Des équipes viennent devant l’usine soit pour saccager, soit pour demander à des ouvriers de transmettre ces menaces. Tant qu’on est client d’un industriel chinois, tout va bien, mais dès qu’on devient concurrent, on est en danger de mort. Ne se sentant pas en sécurité dans la zone industrielle de Dongguan, où se trouve son usine, il vit à 250 km de là, à Canton, et fait la navette tous les jours.

Sans parler des tracasseries administratives, sur lesquelles il ne souhaite pas s’étendre pour ne pas avoir d’ennuis. Un autre industriel français, basé à Shenzhen, non loin de Dongguan, accepte de les évoquer, mais sous couvert d’anonymat : La corruption au sein des gouvernements locaux est un problème monstrueux, et nous en souffrons quotidiennement.
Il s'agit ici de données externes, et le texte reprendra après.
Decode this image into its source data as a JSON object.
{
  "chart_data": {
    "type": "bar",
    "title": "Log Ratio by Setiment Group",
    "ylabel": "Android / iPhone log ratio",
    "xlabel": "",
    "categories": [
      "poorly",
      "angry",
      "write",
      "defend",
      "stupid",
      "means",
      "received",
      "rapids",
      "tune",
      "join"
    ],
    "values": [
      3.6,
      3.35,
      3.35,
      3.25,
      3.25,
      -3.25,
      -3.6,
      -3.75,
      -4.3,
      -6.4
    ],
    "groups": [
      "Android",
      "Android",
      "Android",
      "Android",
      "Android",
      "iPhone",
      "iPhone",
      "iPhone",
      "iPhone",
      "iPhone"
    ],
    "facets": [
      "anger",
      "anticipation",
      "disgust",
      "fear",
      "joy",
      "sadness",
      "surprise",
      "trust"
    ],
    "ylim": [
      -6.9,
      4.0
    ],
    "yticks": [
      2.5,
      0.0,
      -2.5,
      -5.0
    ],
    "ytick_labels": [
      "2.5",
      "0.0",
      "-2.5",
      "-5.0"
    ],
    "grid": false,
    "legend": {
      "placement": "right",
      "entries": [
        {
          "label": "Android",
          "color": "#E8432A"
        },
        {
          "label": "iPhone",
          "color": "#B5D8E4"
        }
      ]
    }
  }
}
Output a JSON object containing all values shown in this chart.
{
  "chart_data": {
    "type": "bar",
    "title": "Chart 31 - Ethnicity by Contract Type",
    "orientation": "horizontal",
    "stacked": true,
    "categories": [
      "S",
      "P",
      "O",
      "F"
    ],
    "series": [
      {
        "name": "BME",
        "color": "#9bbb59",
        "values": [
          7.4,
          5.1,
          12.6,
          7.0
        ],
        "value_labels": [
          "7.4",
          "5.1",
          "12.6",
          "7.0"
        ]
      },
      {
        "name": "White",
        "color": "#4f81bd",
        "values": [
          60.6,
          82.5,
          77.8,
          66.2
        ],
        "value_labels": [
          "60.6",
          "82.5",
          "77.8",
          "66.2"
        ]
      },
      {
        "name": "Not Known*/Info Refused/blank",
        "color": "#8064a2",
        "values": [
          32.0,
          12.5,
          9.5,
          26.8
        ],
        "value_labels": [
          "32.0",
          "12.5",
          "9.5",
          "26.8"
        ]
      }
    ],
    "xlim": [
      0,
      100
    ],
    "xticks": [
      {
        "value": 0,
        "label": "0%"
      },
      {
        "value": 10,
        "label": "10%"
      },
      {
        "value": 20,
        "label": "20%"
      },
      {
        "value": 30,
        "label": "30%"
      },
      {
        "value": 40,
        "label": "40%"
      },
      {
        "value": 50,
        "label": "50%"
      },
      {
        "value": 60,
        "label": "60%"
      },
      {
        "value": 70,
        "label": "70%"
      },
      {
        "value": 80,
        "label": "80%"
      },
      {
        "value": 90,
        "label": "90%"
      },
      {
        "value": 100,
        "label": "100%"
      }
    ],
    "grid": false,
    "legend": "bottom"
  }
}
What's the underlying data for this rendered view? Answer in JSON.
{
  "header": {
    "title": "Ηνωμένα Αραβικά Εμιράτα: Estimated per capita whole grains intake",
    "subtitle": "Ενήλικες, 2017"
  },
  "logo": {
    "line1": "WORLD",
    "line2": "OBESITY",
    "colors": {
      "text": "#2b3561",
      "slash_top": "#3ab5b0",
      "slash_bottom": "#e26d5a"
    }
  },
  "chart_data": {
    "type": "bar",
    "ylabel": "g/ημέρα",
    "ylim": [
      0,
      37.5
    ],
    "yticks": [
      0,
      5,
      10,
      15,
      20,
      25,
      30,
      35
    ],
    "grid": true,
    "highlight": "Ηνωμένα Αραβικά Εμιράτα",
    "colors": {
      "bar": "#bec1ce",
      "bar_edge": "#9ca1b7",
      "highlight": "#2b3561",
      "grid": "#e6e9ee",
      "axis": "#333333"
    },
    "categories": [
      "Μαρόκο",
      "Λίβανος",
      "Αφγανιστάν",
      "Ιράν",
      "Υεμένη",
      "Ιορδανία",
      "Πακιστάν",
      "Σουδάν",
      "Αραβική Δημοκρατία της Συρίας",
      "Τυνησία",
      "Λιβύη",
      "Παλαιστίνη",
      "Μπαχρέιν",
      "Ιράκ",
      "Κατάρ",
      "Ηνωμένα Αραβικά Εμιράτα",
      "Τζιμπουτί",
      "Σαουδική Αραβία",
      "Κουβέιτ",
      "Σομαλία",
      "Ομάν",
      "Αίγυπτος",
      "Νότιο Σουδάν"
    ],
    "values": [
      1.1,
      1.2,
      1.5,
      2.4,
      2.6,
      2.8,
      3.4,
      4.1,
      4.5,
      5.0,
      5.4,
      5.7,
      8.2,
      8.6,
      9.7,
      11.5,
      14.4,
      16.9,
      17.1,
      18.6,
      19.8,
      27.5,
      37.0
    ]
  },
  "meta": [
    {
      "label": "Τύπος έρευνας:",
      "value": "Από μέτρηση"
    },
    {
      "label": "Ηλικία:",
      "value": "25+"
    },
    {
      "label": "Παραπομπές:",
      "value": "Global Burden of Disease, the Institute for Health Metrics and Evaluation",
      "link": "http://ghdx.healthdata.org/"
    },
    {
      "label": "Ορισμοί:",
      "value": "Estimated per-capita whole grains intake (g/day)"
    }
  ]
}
On doit consacrer au minimum 10% de notre chiffre d’affaires aux enveloppes rouges les pots de vin, ndlr.

Enfin, le ralentissement du marché intérieur chinois depuis un an est, selon Jean-Charles Viancin, non seulement très perceptible, mais durable. Il touche les industriels qui sont dans le moyen de gamme, tandis que le bas de gamme et le luxe continuent de prospérer. Ce qui signifie que l’écart des richesses ne cesse de se creuser, analyse le patron de Super Silicone. Il a peu d’espoir dans l’avenir industriel du pays.

Malgré les appels officiels à l’innovation, les PME chinoises ne font généralement pas de recherche et de développement, et stagnent dans le bas de gamme. Pour lui, la Chine reste ni plus ni moins l’atelier du monde… Mais le problème est que cet atelier est de plus en plus cher. Au point de l’inciter à revenir participer au redressement productif français cher à la nouvelle majorité.